Disturbance In Verification

When writing my recent story about agentic verification, there was one quote from Abhi Kolpekwa, senior vice-president and general manager at Siemens EDA, that really struck a chord. He was talking about the additional token costs that would be consumed when a verification engineer starts asking the agents to do what was considered to be part of their job.

“Consider the total cost of ownership,” he said. “This is where you’re able to get the maximum out of your processes by applying the minimum of your hardware.”

This is not the first time that verification teams have had to completely reformulate their methodology and work out if new technology is cost-effective. When I first started in my career, test generation was one of the big tasks for the industry. While this used early logic simulators, it was targeting manufacturing test — how to efficiently and effectively develop a minimum number of vectors necessary to obtain maximum coverage of the device under test.

Every additional vector meant a longer time on the tester, and that directly added to costs. Every missing vector meant the possibility of escapes, which impacted your credibility. The designs of the time were tiny in comparison to the ones we have today, and all of them were developed as gate-level schematics. I can remember rooms with large printouts of the schematics on the wall, pins inserted on the outputs and by the gates, and colored strings run to highlight paths and activations. They knew they needed a better method, but back-tracing algorithms were only just emerging, simulators were slow, and modeling languages had not yet been standardized.

I was involved in one of the first simulators that targeted the emerging semiconductor industry. It had both a logic capability and the first register transfer level language, which was only an SED script away from Verilog. While it revolutionized one aspect of the industry, it still relied on vectors that had to be hand-created. It also provided a fault simulator and some rudimentary test generation capabilities. Those algorithms were only effective for a few levels of logic, and so they never became an industry norm.

Directed test, which was a set of input vectors and a set of output vectors against which the design outputs would be compared, was usually generated by hand. Each time the design changed, all of the tests had to be manually updated. Timing or behavior might have changed. Every test that failed after a design change had to be manually reworked. It took a lot of time.

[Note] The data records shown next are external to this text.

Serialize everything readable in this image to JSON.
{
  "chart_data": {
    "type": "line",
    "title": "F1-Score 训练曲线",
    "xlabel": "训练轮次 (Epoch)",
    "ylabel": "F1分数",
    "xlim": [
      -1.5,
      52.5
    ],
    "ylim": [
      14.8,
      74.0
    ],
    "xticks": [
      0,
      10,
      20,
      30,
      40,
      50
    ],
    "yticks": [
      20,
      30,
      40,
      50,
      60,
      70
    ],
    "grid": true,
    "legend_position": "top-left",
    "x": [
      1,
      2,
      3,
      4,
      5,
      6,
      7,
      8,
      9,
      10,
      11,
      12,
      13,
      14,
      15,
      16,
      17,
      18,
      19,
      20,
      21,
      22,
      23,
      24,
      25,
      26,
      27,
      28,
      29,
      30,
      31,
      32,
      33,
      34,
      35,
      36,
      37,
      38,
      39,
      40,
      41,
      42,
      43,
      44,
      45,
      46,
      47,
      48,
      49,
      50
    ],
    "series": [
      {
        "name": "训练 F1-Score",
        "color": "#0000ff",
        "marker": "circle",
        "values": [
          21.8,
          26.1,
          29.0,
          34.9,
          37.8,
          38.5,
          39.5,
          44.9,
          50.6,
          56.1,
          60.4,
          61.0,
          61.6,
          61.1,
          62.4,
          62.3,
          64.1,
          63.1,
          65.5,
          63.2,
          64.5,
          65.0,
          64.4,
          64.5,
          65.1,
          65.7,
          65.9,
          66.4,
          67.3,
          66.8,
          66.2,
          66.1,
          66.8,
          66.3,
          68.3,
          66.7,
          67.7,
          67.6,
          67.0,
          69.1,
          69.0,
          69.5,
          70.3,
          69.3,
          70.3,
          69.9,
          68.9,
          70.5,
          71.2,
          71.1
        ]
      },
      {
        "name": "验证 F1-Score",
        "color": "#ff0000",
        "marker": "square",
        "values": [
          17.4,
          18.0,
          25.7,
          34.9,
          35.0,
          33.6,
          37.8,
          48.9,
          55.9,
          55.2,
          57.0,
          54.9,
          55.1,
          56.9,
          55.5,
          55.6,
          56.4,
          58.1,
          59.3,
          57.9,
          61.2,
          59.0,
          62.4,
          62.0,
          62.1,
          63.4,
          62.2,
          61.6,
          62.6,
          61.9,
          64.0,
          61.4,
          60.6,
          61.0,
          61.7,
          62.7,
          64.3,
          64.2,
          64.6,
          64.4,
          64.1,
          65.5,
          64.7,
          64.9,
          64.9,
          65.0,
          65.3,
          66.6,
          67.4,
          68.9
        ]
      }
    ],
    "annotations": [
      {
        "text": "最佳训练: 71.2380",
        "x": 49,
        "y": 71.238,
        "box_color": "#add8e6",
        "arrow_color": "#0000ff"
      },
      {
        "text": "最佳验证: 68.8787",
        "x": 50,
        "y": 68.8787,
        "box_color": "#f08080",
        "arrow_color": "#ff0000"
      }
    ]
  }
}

About five years after that, Sun Microsystems released code for a random test pattern generator and a startup (I think they were called Silicon Solutions – please correct me if I am wrong) productized it and started a massive retooling of the verification industry. It traded off time of the verification engineer for additional compute time. This technology slowly evolved into SystemVerilog and UVM. Now, verification engineers spend their time creating a set of rules for how vectors are generated, a model to predict the output of the design, and checkers to ensure the correct things happen. Because it was not known what each automatically generated test would do, a coverage model had to be developed to keep track of how much was actually being exercised.

In my opinion, UVM and SystemVerilog were highly inefficient, and the technology did not evolve in the way that it should have. Vector constraints were only combinatorial in nature rather than sequential, so many useless tests were created. The generator also ran in real time with the simulator, so while it always meant alignment between what was created and what was checked and reported, it also meant that every simulation was slowed down. In the early days, it was usually worse than a 2:1 ratio.

However, the ROI worked out. At the time, there was lots of chatter about how many verification engineers would lose their jobs, but none did. Design sizes grew so rapidly that there was always more verification to be done. In fact, verification engineers became even more sought after because they were now specialists. You had to know how to use additional languages, libraries, and methodologies.

We are now in the early days of the next change. Verification agents automate additional parts of the role of verification. Again, it is transferring human resources into additional compute resources, and the ROI for that has to be evaluated. With the meteoric rise of AI and the compute resources required to feed it, many companies that produce the components of the data centers are awash with cash, and getting to market faster is what keeps them ahead of the competition. I doubt if many of them are complaining about the added compute cost, especially since many of them are running on their own hardware.

But what about the larger industry? Many are saying that if they do not embrace agentic solutions rapidly, they will fall behind and be replaced. Possibly.

What about the verification engineer? While I will write about this more extensively over the coming months, some of what made a verification engineer a specialist may be weakening. If they now just ask agents to do their bidding in English and are no longer expected to write code, then what barrier is there to their jobs? Experience still counts – perhaps even more so, but how do you get the necessary experience? What is the path for an engineer to get to the necessary level that they can effectively use the new solutions? Will the new solutions be able to capture the knowledge of the experienced verification engineers, and if they do, can anyone now perform the task?

The future is never certain, but what is clear is that the role of the verification engineer has never seen this big a disruption in my lifetime, and that effectively means over the lifetime of the industry.